- The Washington Times - Tuesday, May 7, 2019

Carolyn Meadows, the National Rifle Association’s new president, said in an interview published Sunday that her U.S. representative, Georgia Democratic Rep. Lucy McBath, unseated the Republican incumbent because she is a woman and an African American.

“There will be more than one person in the race, but we’ll get that seat back, but it is wrong to say like McBath said, that the reason she won was because of her anti-gun stance. That didn’t have anything to do with it,” Ms. Meadows told the Marietta Daily Journal.

“It had to do with being a minority female. And the Democrats really turned out, and that’s the problem we have with conservatives — we don’t turn out as well,” she said.

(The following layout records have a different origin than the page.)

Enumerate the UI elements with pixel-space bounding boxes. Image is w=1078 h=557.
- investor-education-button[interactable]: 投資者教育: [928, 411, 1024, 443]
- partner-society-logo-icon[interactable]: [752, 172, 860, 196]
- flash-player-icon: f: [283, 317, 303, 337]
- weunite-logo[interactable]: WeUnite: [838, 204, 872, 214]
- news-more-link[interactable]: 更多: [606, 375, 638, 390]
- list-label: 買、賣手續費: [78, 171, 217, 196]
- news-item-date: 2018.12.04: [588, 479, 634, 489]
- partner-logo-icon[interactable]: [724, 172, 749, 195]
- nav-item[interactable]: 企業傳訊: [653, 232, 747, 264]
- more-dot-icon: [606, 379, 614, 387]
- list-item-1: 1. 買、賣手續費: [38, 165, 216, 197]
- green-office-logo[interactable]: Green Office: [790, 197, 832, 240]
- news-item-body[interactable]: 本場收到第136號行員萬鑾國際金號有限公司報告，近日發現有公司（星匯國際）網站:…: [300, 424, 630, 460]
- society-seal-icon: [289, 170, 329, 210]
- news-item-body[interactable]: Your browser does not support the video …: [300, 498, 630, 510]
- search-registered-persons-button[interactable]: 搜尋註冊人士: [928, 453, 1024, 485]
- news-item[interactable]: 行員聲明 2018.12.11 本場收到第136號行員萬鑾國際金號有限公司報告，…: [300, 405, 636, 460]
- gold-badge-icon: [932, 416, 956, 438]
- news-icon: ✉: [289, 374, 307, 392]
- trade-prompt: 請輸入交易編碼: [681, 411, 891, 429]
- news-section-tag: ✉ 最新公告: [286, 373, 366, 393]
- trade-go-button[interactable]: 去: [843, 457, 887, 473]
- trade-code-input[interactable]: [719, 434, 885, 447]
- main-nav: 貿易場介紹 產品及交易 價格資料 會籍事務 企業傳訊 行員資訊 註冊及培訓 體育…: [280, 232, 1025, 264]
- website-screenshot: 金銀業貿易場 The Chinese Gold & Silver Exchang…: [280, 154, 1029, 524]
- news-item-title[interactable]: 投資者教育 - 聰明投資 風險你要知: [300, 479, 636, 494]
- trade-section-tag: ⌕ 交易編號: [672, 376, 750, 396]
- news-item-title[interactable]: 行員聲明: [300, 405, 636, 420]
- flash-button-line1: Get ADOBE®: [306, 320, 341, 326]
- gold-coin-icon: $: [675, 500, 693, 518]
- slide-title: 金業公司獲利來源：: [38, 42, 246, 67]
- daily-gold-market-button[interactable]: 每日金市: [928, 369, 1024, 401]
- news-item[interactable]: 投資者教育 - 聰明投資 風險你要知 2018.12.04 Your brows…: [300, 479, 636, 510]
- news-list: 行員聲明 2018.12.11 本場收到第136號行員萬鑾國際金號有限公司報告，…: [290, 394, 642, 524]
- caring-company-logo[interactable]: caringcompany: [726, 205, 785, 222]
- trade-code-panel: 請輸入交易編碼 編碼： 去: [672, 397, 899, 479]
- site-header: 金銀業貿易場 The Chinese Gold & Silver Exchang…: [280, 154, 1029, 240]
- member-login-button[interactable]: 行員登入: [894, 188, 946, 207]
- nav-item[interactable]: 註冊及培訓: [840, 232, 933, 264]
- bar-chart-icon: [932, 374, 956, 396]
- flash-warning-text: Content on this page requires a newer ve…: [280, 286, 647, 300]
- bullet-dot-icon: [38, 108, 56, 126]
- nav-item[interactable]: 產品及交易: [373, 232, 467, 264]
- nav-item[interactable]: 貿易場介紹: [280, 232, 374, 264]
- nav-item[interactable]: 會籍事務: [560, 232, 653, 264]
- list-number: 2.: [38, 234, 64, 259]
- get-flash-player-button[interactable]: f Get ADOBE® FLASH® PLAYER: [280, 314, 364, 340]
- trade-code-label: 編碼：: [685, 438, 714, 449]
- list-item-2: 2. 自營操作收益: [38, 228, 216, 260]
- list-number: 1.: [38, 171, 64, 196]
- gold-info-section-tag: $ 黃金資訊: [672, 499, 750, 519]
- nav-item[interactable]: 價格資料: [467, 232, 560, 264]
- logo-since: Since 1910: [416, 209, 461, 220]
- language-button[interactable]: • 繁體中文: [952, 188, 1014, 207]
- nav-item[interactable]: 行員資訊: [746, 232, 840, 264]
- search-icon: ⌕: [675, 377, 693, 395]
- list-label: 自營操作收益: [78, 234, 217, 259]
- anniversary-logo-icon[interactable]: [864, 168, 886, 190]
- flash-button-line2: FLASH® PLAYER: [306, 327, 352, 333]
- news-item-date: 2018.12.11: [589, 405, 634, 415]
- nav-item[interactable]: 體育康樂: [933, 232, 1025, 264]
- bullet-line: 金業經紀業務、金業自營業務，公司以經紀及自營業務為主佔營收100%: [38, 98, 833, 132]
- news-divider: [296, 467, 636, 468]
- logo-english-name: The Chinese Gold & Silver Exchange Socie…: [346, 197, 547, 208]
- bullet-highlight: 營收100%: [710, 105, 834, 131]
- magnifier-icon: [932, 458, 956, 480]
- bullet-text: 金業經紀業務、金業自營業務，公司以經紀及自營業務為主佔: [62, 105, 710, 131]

Ms. McBath pushed back Monday in a Twitter thread, stating the reason she decided to run for Congress was “out of the love” for her son, Jordan Davis, who was killed in a 2012 gas station shooting. The gunman was later charged with first-degree murder.

“I have faced attack after attack from the far right - but that hasn’t stopped my work for families of [Georgia’s 6th Congressional District]. The House has already passed gun safety legislation for the first time in decades, and there is much more to come,” she tweeted.



“My work on gun violence, healthcare, and many other issues is just starting. And yes - as a woman of color I am proud to be part of the most diverse class in American history. My experiences drive the work I am doing for my constituents. And nobody can take that away from me,” she tweeted.

Ms. Meadows said her mission as president of the NRA is to bring in more members and help President Trump get a second term as president.

“We’re going to work to get Donald Trump reelected, unity, and that’s primarily it, to be politically active, to bring gun-toters into the fold, to get more gun-toters to join NRA. It’s a powerful lobby, not just for gun rights, but for rights. We believe in the Constitution. When we take our oath of office we actually swear allegiance to the Constitution of the United States. That’s why I do it.”

Ms. Meadows was unanimously voted president of the NRA after former President Oliver North announced his departure during the association’s annual meeting in late April, citing tensions with Wayne LaPierre, the group’s executive vice president.